On Mon, Feb 9, 2009 at 5:22 PM, Allen Wittenauer <[EMAIL PROTECTED]> wrote:
> On 2/9/09 4:41 PM, "Amandeep Khurana" <[EMAIL PROTECTED]> wrote:
> > Why would you want to have another backup beyond HDFS? HDFS itself
> > replicates your data so if the reliability of the system shouldnt be a
> > concern (if at all it is)...
> I'm reminded of a previous job where a site administrator refused to make
> tape backups (despite our continual harassment and pointing out that he was
> in violation of the contract) because he said RAID was "good enough".
> Then the RAID controller failed. When we couldn't recover data "from the
> other mirror" he was fired. Not sure how they ever recovered, esp.
> considering what the data was they lost.
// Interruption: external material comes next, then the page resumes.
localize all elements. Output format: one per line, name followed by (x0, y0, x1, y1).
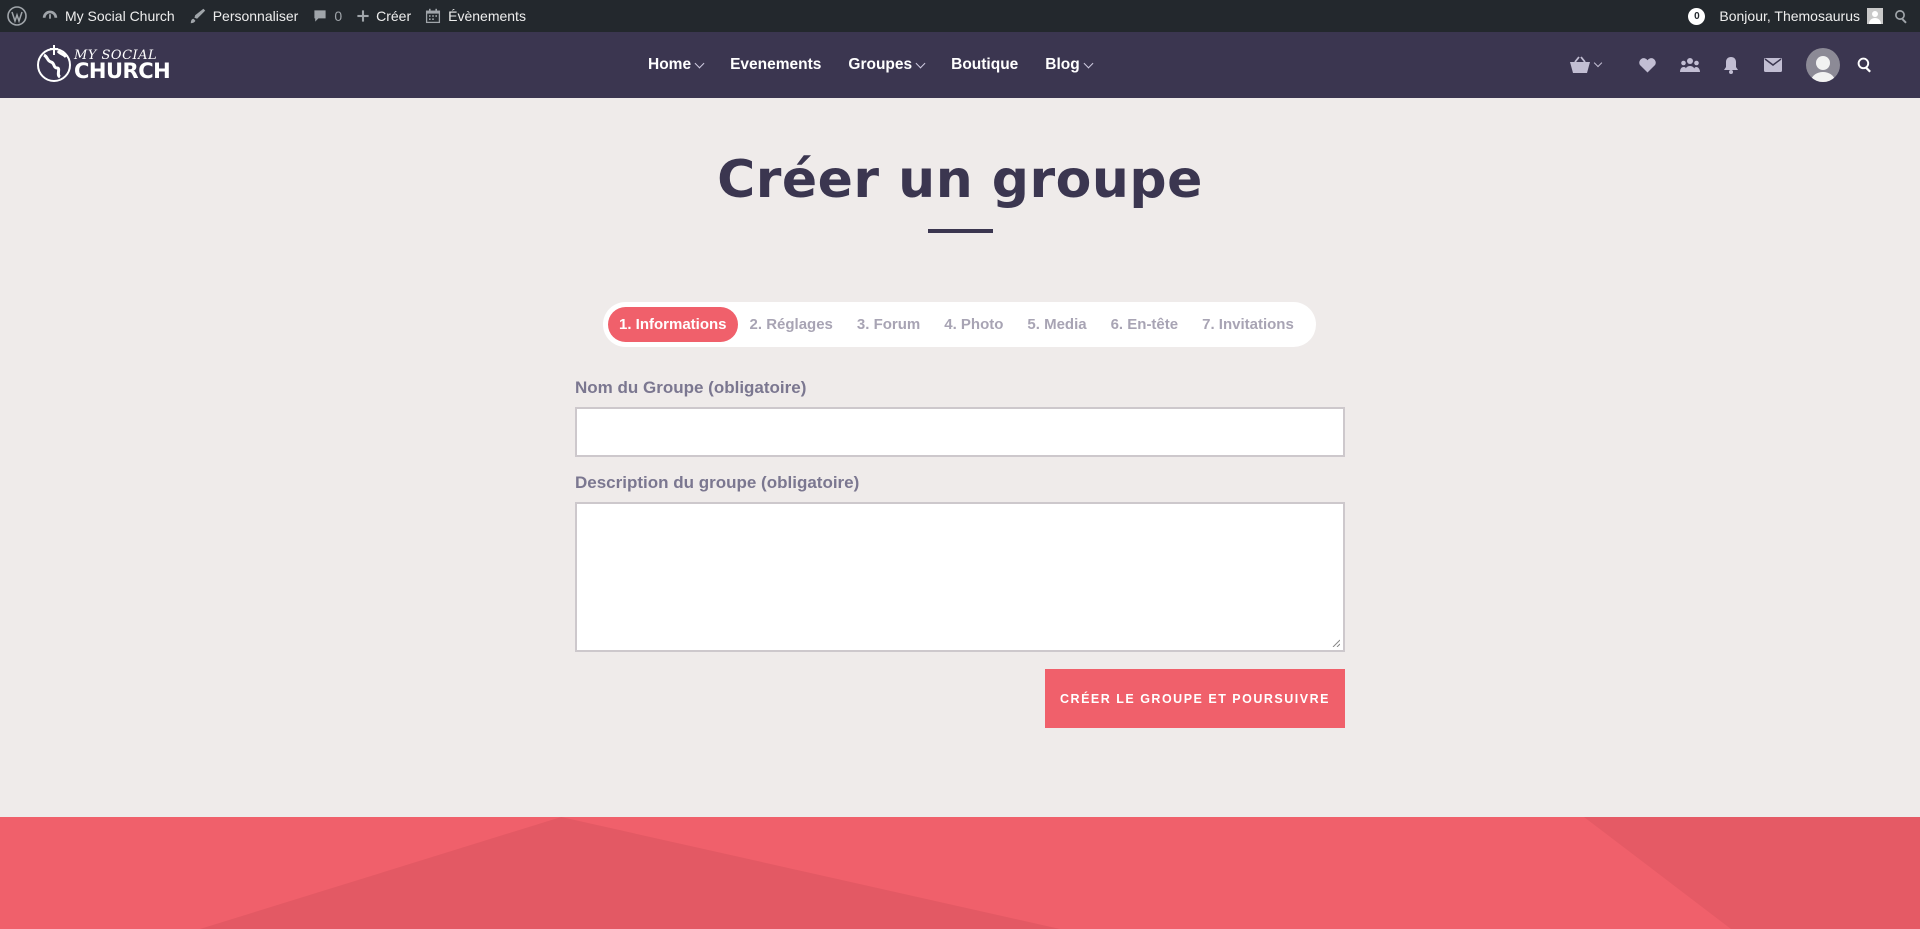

Hopefully they had a paper trail.
> To answer Nathan's question:
> > On Mon, Feb 9, 2009 at 4:17 PM, Nathan Marz <[EMAIL PROTECTED]> wrote:
> >> How do people back up their data that they keep on HDFS? We have many TB
> >> data which we need to get backed up but are unclear on how to do this
> >> efficiently/reliably.
> The content of our HDFSes is loaded from elsewhere and is not considered
> 'the source of authority'. It is the responsibility of the original
> to maintain backups and we then follow their policies for data retention.
> For user generated content, we provide *limited* (read: quota'ed) NFS space
> that is backed up regularly.
> Another strategy we take is multiple grids in multiple locations that get
> the data loaded simultaneously.
> The key here is to prioritize your data. Impossible to replicate data gets
> backed up using whatever means necessary, hard-to-regenerate data, next
> priority. Easy to regenerate and ok to nuke data, doesn't get backed up.